Dann waren Sie aber fast am Ziel?
Dann waren es nur noch etwas mehr als 100 Kilometer zum Flughafen.
Wie fällt Ihr Fazit aus?
Es war eine unglaublich intensive Reise. Und ich habe noch nie so viel Fish & Chips gegessen wie in diesen 77 Tagen. Bemerkenswert war, dass ich ohne Reifenwechsel durchgefahren bin. Es war eine tolle Reise und ich freue mich schon jetzt auf das nächste Abenteuer.
Fragen: Reiner Jäckle
Zur Person
- Charlie Spiegel, 62, aus Überlingen ist gelernter Bankbetriebswirt und befindet sich in der passiven Phase seiner Altersteilzeit. Seine Leidenschaft für das Motorradfahren entdeckte er bereits mit 16 Jahren. Er war schon mehrere Male in Südamerika unterwegs. 2016 umrundete er in elf Monaten und drei Etappen den Kontinent. Anschließend präsentierte er seine Eindrücke in mehr als 35 Multivisionsvorträgen und in seinem Buch „40.000 Kilometer Südamerika – Mit dem Motorrad quer durch den Kontinent“. Im Sommer absolvierte er in 77 Tagen seine nächste große Tour „Transkanada & Alaska“. Seine Aktivitäten mit dem Motorrad dokumentiert er in seinem Internetblog www.mototrotter.de
- Die Tour: Die Transkanada- und Alaska-Tour startete in Montreal. Von da aus ging es nach Osten bis nach St. Johns in Neufundland und wieder zurück. Anschließend fuhr Spiegel über Edmonton und Dawson Creek durch die Rocky Mountains über den Dempster-Highway bis nach Tuktoyaktuk. Diese Strecke ist erst seit vergangenen November überhaupt ganzjährig befahrbar. Danach ging es nach Alaska bis nach Homer. Mit dem Schiff fuhr Spiegel unter anderem nach Juneau, die Hauptstadt Alaskas, die man nur mit dem Flugzeug oder mit dem Schiff erreichen kann. Anschließend ging es durch ein Waldbrand-Gebiet in British Columbia bis nach Vancouver. Spiegel legte 21 388 Kilometer in 77 Tagen zurück.

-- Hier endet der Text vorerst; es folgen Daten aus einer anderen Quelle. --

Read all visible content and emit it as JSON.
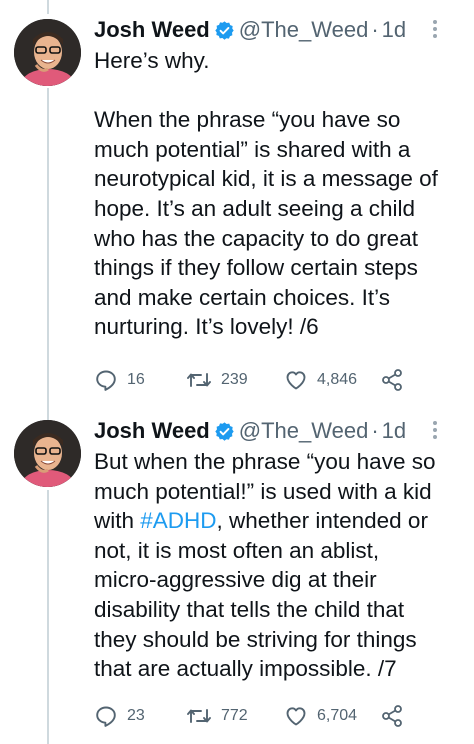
{
  "tweets": [
    {
      "name": "Josh Weed",
      "handle": "@The_Weed",
      "separator": "·",
      "time": "1d",
      "lines": [
        "Here’s why.",
        "",
        "When the phrase “you have so",
        "much potential” is shared with a",
        "neurotypical kid, it is a message of",
        "hope. It’s an adult seeing a child",
        "who has the capacity to do great",
        "things if they follow certain steps",
        "and make certain choices. It’s",
        "nurturing. It’s lovely! /6"
      ],
      "replies": "16",
      "retweets": "239",
      "likes": "4,846"
    },
    {
      "name": "Josh Weed",
      "handle": "@The_Weed",
      "separator": "·",
      "time": "1d",
      "lines": [
        "But when the phrase “you have so",
        "much potential!” is used with a kid",
        "with ",
        "not, it is most often an ablist,",
        "micro-aggressive dig at their",
        "disability that tells the child that",
        "they should be striving for things",
        "that are actually impossible. /7"
      ],
      "hashtag": "#ADHD",
      "hashtag_after": ", whether intended or",
      "replies": "23",
      "retweets": "772",
      "likes": "6,704"
    }
  ],
  "colors": {
    "text": "#0f1419",
    "secondary": "#536471",
    "link": "#1d9bf0",
    "verified": "#1d9bf0",
    "thread_line": "#cfd9de"
  },
  "icons": [
    "verified-badge-icon",
    "more-options-icon",
    "reply-icon",
    "retweet-icon",
    "like-icon",
    "share-icon"
  ]
}
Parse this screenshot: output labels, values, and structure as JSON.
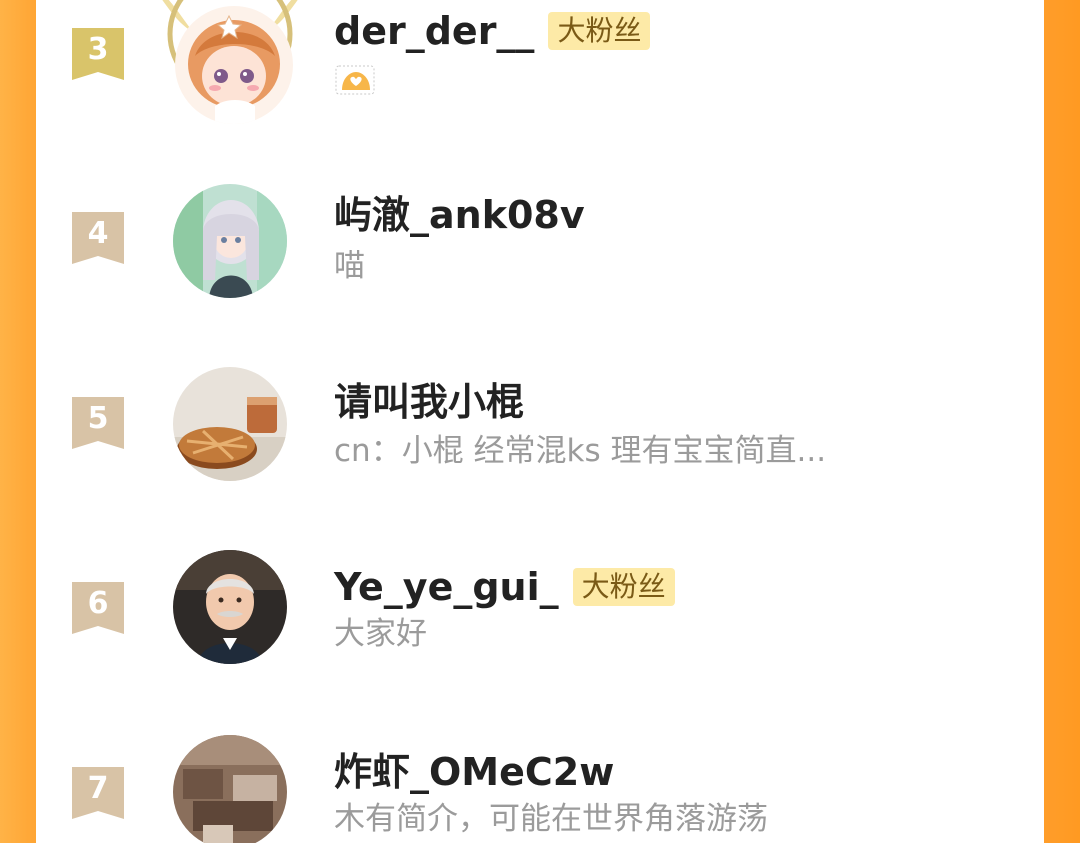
{
  "colors": {
    "side_left": "#ffa534",
    "side_right": "#ff9a22",
    "rank3": "#d9c46a",
    "rank_other": "#d8c3a6",
    "badge_bg": "#fdeaa7",
    "badge_text": "#7a5a16",
    "name_text": "#222222",
    "bio_text": "#9b9b9b"
  },
  "fans": [
    {
      "rank": "3",
      "name": "der_der__",
      "badge": "大粉丝",
      "bio_icon": "heart-sticker-icon",
      "avatar_icon": "anime-girl-avatar"
    },
    {
      "rank": "4",
      "name": "屿澈_ank08v",
      "bio": "喵",
      "avatar_icon": "anime-girl-avatar"
    },
    {
      "rank": "5",
      "name": "请叫我小棍",
      "bio": "cn：小棍 经常混ks 理有宝宝简直...",
      "avatar_icon": "pie-and-tea-avatar"
    },
    {
      "rank": "6",
      "name": "Ye_ye_gui_",
      "badge": "大粉丝",
      "bio": "大家好",
      "avatar_icon": "old-man-avatar"
    },
    {
      "rank": "7",
      "name": "炸虾_OMeC2w",
      "bio": "木有简介，可能在世界角落游荡",
      "avatar_icon": "room-photo-avatar"
    }
  ]
}
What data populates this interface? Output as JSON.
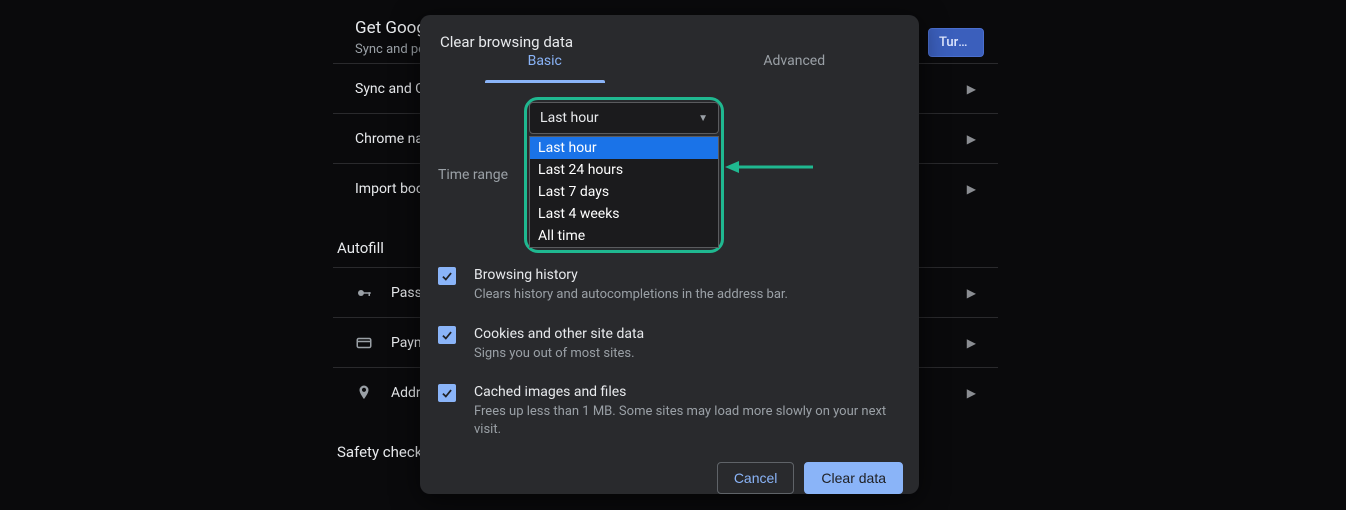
{
  "background": {
    "header_title": "Get Google smarts in Chrome",
    "header_sub": "Sync and personalize Chrome across your devices",
    "turn_on": "Turn on sync…",
    "rows1": [
      "Sync and Google services",
      "Chrome name and picture",
      "Import bookmarks and settings"
    ],
    "section_autofill": "Autofill",
    "autofill_rows": [
      "Passwords",
      "Payment methods",
      "Addresses and more"
    ],
    "section_safety": "Safety check"
  },
  "modal": {
    "title": "Clear browsing data",
    "tabs": {
      "basic": "Basic",
      "advanced": "Advanced"
    },
    "time_range_label": "Time range",
    "select_value": "Last hour",
    "options": [
      "Last hour",
      "Last 24 hours",
      "Last 7 days",
      "Last 4 weeks",
      "All time"
    ],
    "items": [
      {
        "title": "Browsing history",
        "sub": "Clears history and autocompletions in the address bar."
      },
      {
        "title": "Cookies and other site data",
        "sub": "Signs you out of most sites."
      },
      {
        "title": "Cached images and files",
        "sub": "Frees up less than 1 MB. Some sites may load more slowly on your next visit."
      }
    ],
    "cancel": "Cancel",
    "clear": "Clear data"
  }
}
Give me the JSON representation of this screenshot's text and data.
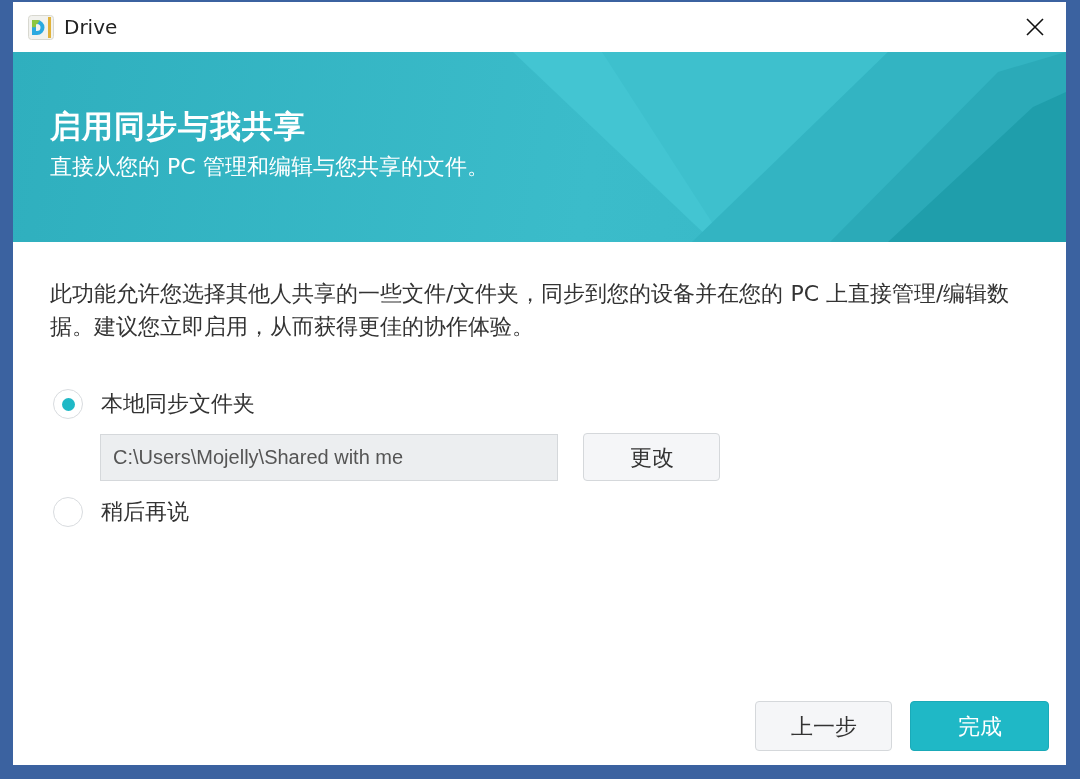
{
  "window": {
    "title": "Drive"
  },
  "banner": {
    "title": "启用同步与我共享",
    "subtitle": "直接从您的 PC 管理和编辑与您共享的文件。"
  },
  "description": "此功能允许您选择其他人共享的一些文件/文件夹，同步到您的设备并在您的 PC 上直接管理/编辑数据。建议您立即启用，从而获得更佳的协作体验。",
  "options": [
    {
      "label": "本地同步文件夹",
      "selected": true,
      "folder": {
        "value": "C:\\Users\\Mojelly\\Shared with me",
        "button": "更改"
      }
    },
    {
      "label": "稍后再说",
      "selected": false
    }
  ],
  "buttons": [
    {
      "label": "上一步",
      "kind": "secondary"
    },
    {
      "label": "完成",
      "kind": "primary"
    }
  ]
}
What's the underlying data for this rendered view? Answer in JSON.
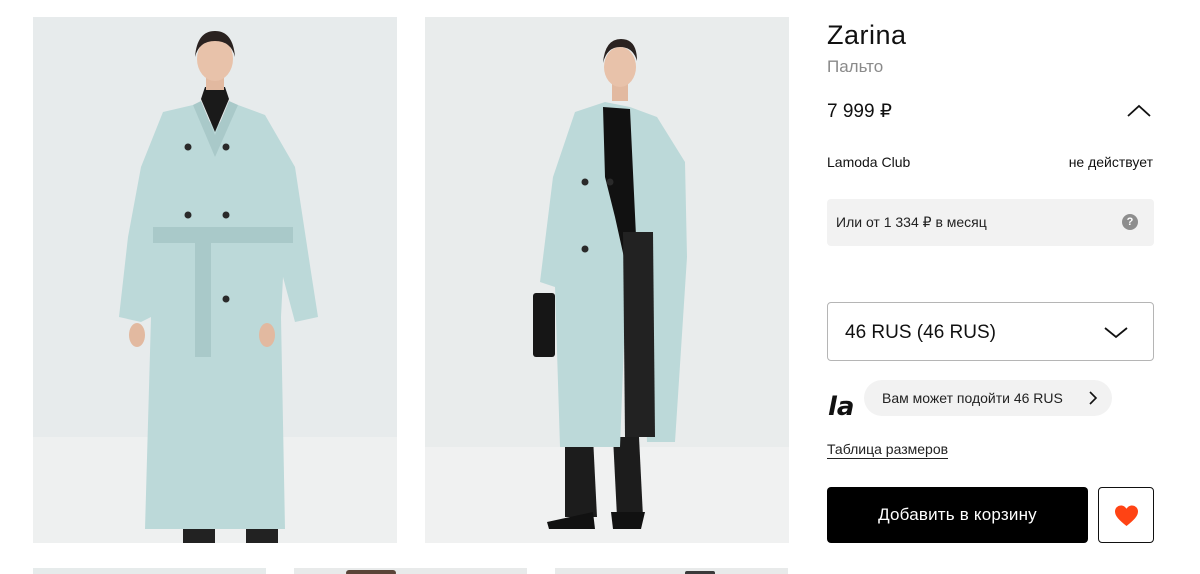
{
  "gallery": {
    "photos": [
      {
        "name": "coat-front-view-photo"
      },
      {
        "name": "coat-side-view-photo"
      }
    ],
    "thumbnails": [
      {
        "name": "thumbnail-1"
      },
      {
        "name": "thumbnail-2"
      },
      {
        "name": "thumbnail-3"
      }
    ]
  },
  "product": {
    "brand": "Zarina",
    "category": "Пальто",
    "price": "7 999 ₽",
    "collapse_icon": "chevron-up-icon"
  },
  "club": {
    "label": "Lamoda Club",
    "status": "не действует"
  },
  "installment": {
    "text": "Или от 1 334 ₽ в месяц",
    "help_icon": "?"
  },
  "size": {
    "selected": "46 RUS (46 RUS)",
    "chevron_icon": "chevron-down-icon"
  },
  "fit": {
    "logo_text": "la",
    "suggestion": "Вам может подойти 46 RUS",
    "chevron_icon": "chevron-right-icon"
  },
  "size_table_link": "Таблица размеров",
  "actions": {
    "add_to_cart": "Добавить в корзину",
    "favorite_icon": "heart-icon"
  },
  "colors": {
    "accent": "#ff4314",
    "button_bg": "#000000",
    "muted_text": "#8a8a8a",
    "panel_bg": "#f2f2f2",
    "coat": "#bcd9d9"
  }
}
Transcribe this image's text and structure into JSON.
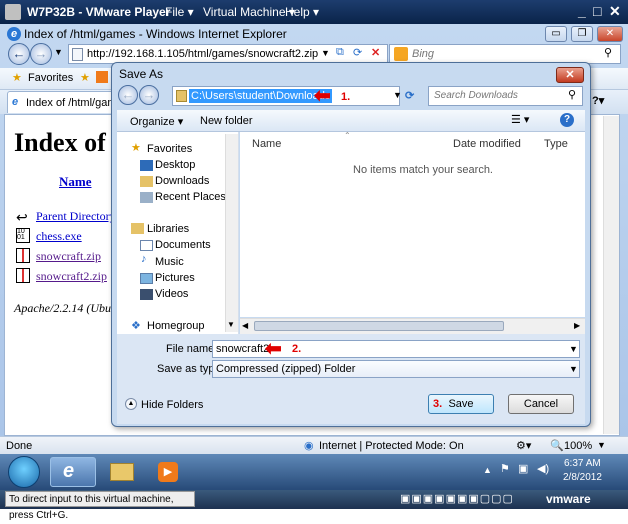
{
  "vm": {
    "title": "W7P32B - VMware Player",
    "menus": [
      "File ▾",
      "Virtual Machine ▾",
      "Help ▾"
    ],
    "status_msg": "To direct input to this virtual machine, press Ctrl+G.",
    "brand": "vmware"
  },
  "ie": {
    "window_title": "Index of /html/games - Windows Internet Explorer",
    "address": "http://192.168.1.105/html/games/snowcraft2.zip",
    "search_placeholder": "Bing",
    "favorites_label": "Favorites",
    "tab_label": "Index of /html/games",
    "status_text": "Done",
    "zone_text": "Internet | Protected Mode: On",
    "zoom": "100%"
  },
  "page": {
    "heading": "Index of /",
    "column_name": "Name",
    "files": [
      {
        "name": "Parent Directory",
        "icon": "back-arrow-icon"
      },
      {
        "name": "chess.exe",
        "icon": "binary-icon"
      },
      {
        "name": "snowcraft.zip",
        "icon": "zip-icon"
      },
      {
        "name": "snowcraft2.zip",
        "icon": "zip-icon"
      }
    ],
    "footer": "Apache/2.2.14 (Ubu"
  },
  "dialog": {
    "title": "Save As",
    "path": "C:\\Users\\student\\Downloads",
    "search_placeholder": "Search Downloads",
    "organize_label": "Organize ▾",
    "new_folder_label": "New folder",
    "nav": {
      "favorites": "Favorites",
      "favorites_items": [
        "Desktop",
        "Downloads",
        "Recent Places"
      ],
      "libraries": "Libraries",
      "libraries_items": [
        "Documents",
        "Music",
        "Pictures",
        "Videos"
      ],
      "homegroup": "Homegroup"
    },
    "columns": [
      "Name",
      "Date modified",
      "Type"
    ],
    "empty_message": "No items match your search.",
    "file_name_label": "File name:",
    "file_name_value": "snowcraft2",
    "save_type_label": "Save as type:",
    "save_type_value": "Compressed (zipped) Folder",
    "hide_folders_label": "Hide Folders",
    "save_label": "Save",
    "cancel_label": "Cancel",
    "annotations": {
      "step1": "1.",
      "step2": "2.",
      "step3": "3."
    }
  },
  "taskbar": {
    "time": "6:37 AM",
    "date": "2/8/2012"
  },
  "colors": {
    "annotation": "#e00000",
    "selection": "#3399ff"
  }
}
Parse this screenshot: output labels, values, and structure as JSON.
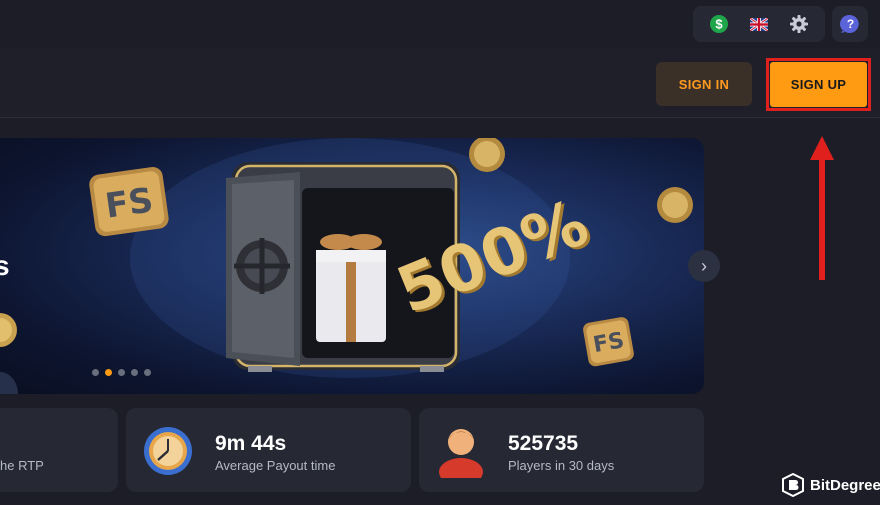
{
  "topbar": {
    "icons": [
      "dollar-icon",
      "uk-flag-icon",
      "gear-icon",
      "help-icon"
    ],
    "currency_symbol": "$",
    "help_symbol": "?"
  },
  "header": {
    "signin_label": "SIGN IN",
    "signup_label": "SIGN UP"
  },
  "banner": {
    "partial_text": "s",
    "promo_text": "500%",
    "badge_text": "FS",
    "next_symbol": "›",
    "slides_total": 5,
    "active_slide": 2
  },
  "stats": [
    {
      "value": "",
      "label": "he RTP"
    },
    {
      "value": "9m 44s",
      "label": "Average Payout time"
    },
    {
      "value": "525735",
      "label": "Players in 30 days"
    }
  ],
  "brand": {
    "name": "BitDegree"
  },
  "colors": {
    "accent": "#ff9b12",
    "background": "#1c1d27",
    "card": "#262833",
    "highlight": "#e0201c"
  }
}
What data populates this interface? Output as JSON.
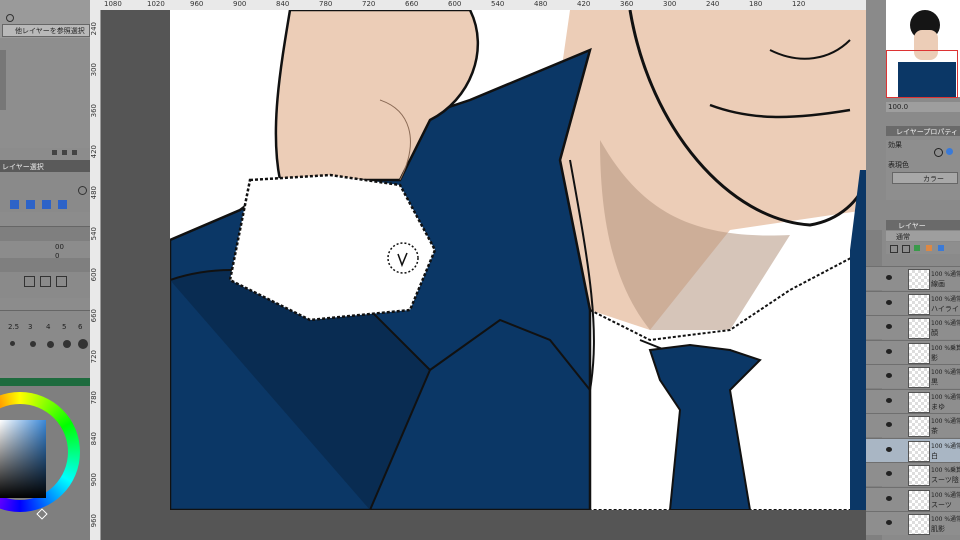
{
  "left_panel": {
    "ref_layer_button": "他レイヤーを参照選択",
    "layer_ref_label": "レイヤー選択",
    "brush_sizes": [
      "2.5",
      "3",
      "4",
      "5",
      "6"
    ],
    "value_00": "00",
    "value_0": "0"
  },
  "ruler_top_labels": [
    "1080",
    "1020",
    "960",
    "900",
    "840",
    "780",
    "720",
    "660",
    "600",
    "540",
    "480",
    "420",
    "360",
    "300",
    "240",
    "180",
    "120"
  ],
  "ruler_left_labels": [
    "240",
    "300",
    "360",
    "420",
    "480",
    "540",
    "600",
    "660",
    "720",
    "780",
    "840",
    "900",
    "960"
  ],
  "canvas": {
    "accent_suit": "#0b3766",
    "accent_skin": "#eccdb7",
    "shirt": "#ffffff"
  },
  "right_panel": {
    "zoom_value": "100.0",
    "tab_layer_property": "レイヤープロパティ",
    "effect_label": "効果",
    "expression_color_label": "表現色",
    "expression_color_value": "カラー",
    "tab_layer": "レイヤー",
    "blend_mode": "通常",
    "layers": [
      {
        "prop": "100 %通常",
        "name": "線画"
      },
      {
        "prop": "100 %通常",
        "name": "ハイライト"
      },
      {
        "prop": "100 %通常",
        "name": "顔"
      },
      {
        "prop": "100 %乗算",
        "name": "影"
      },
      {
        "prop": "100 %通常",
        "name": "黒"
      },
      {
        "prop": "100 %通常",
        "name": "まゆ"
      },
      {
        "prop": "100 %通常",
        "name": "茶"
      },
      {
        "prop": "100 %通常",
        "name": "白"
      },
      {
        "prop": "100 %乗算",
        "name": "スーツ陰"
      },
      {
        "prop": "100 %通常",
        "name": "スーツ"
      },
      {
        "prop": "100 %通常",
        "name": "肌影"
      }
    ]
  }
}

- Das Motorrad: Charlie Spiegel war mit einer BMW G650 GS unterwegs. Das Motorrad wiegt 205 Kilogramm. Hinzu kamen noch etwa 40 Kilogramm Gepäck, wovon der Großteil die Kameraausrüstung betrug. Außerdem hatte er zwei Benzin-Kanister mit insgesamt elf Litern Sprit dabei. Das Motorrad hat 50 PS und verbraucht etwa 3,2 Liter auf 100 Kilometer. Der 14-Liter-Tank reicht also ungefähr 400 Kilometer.